Estimates of the heat and volume flux of diffuse venting at mid-ocean ridge-hosted hydrothermal fields suggest that integrated diffuse fluxes can be up to 10 times the total flux due to focused, high-temperature venting. However, calculated fluxes often have uncertainties on the order of the values themselves. Previous methods to measure heat flux has generally involved either direct point measurements at the site of venting using invasive flow collectors, or indirect methods that measure fluid properties (e.g. temperature) in the effluent plume.
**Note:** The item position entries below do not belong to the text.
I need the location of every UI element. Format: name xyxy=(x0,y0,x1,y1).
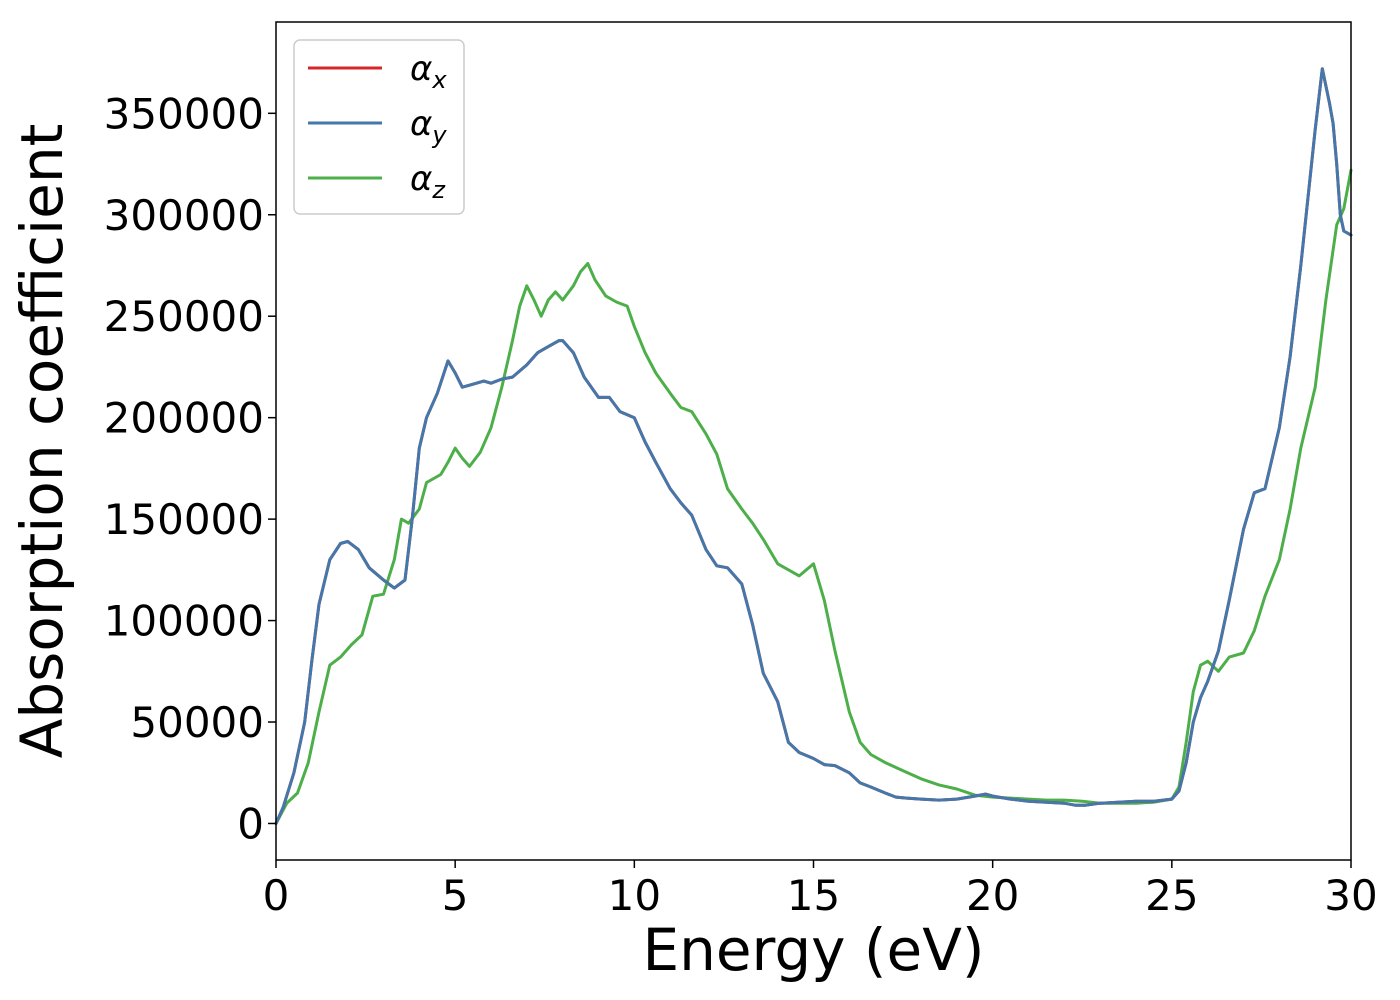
x-axis-ticks: 0 5 10 15 20 25 30 xyxy=(263,860,1378,920)
y-tick-label: 300000 xyxy=(104,191,264,240)
series-line-y xyxy=(274,67,1353,825)
legend-entry-y: αy xyxy=(308,104,447,149)
legend-entry-x: αx xyxy=(308,49,447,94)
x-tick-label: 0 xyxy=(263,871,290,920)
y-tick-label: 150000 xyxy=(104,495,264,544)
x-axis-title: Energy (eV) xyxy=(642,916,984,984)
legend-label: αx xyxy=(410,49,447,94)
legend-entry-z: αz xyxy=(308,159,446,204)
x-tick-label: 15 xyxy=(787,871,840,920)
x-tick-label: 25 xyxy=(1145,871,1198,920)
y-tick-label: 100000 xyxy=(104,597,264,646)
legend-label: αz xyxy=(410,159,446,204)
y-tick-label: 0 xyxy=(237,799,264,848)
y-tick-label: 200000 xyxy=(104,394,264,443)
plot-series xyxy=(274,67,1353,825)
legend: αx αy αz xyxy=(293,39,465,215)
legend-label: αy xyxy=(410,104,447,149)
y-axis-title: Absorption coefficient xyxy=(8,124,76,759)
y-tick-label: 350000 xyxy=(104,89,264,138)
y-tick-label: 250000 xyxy=(104,292,264,341)
y-axis-ticks: 0 50000 100000 150000 200000 250000 300000 3500… xyxy=(104,89,276,848)
x-tick-label: 5 xyxy=(442,871,469,920)
x-tick-label: 10 xyxy=(608,871,661,920)
y-tick-label: 50000 xyxy=(130,698,264,747)
series-line-z xyxy=(274,168,1353,825)
x-tick-label: 20 xyxy=(966,871,1019,920)
legend-box xyxy=(293,39,465,215)
x-tick-label: 30 xyxy=(1324,871,1377,920)
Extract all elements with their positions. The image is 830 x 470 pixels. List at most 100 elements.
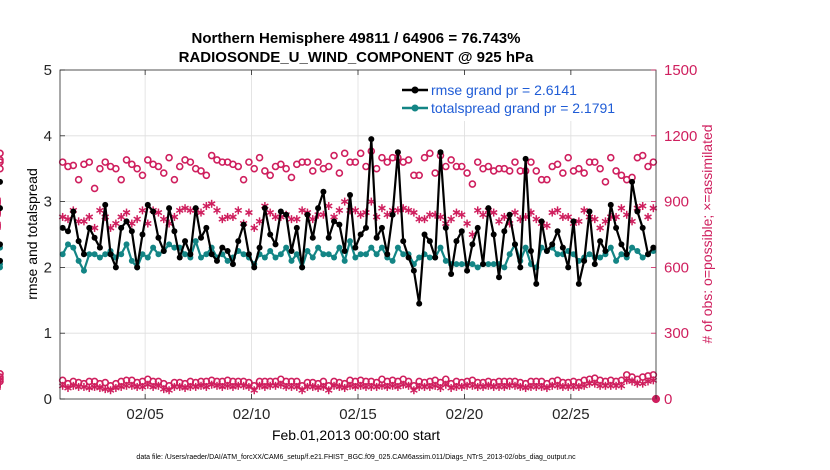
obs-possible-point	[202, 171, 211, 180]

To improve our ability to accurately measure time-series of diffuse flow, we developed a new, deep-sea camera and temperature measurement system, the Diffuse Effluent Measurement System (DEMS). The DEMS captures co-registered images and temperatures of diffuse effluent rising between a high-resolution camera and an illuminated, random dot pattern designed for calculating velocities using Diffuse Fluid Velocimetry (DFV; Mittelstaedt et al., 2010). DFV is a cross correlation technique that tracks moving index of refraction anomalies (hot parcels of fluid) through time. During the 2014 AT26-17 cruise, the DEMS was deployed with Alvin above a fracture network at the Phoenix Vent within the ASHES vent field (Axial Seamount, 1543 mbsl). The system was designed to collect 24 seconds of imagery at 20 Hz and temperatures at 1 Hz each hour over the period between July 22 and August 2^nd. To assess both diffuse and focused flow at the Phoenix Vent Site, the DEMS was deployed in conjunction with a second camera system, the VentCam, which measures the volume flux of focused vents and collected imagery at overlapping time intervals. Here, we present a basic technical description of the DEMS and the preliminary observations of diffuse heat and volume flux observed at the Phoenix Vent.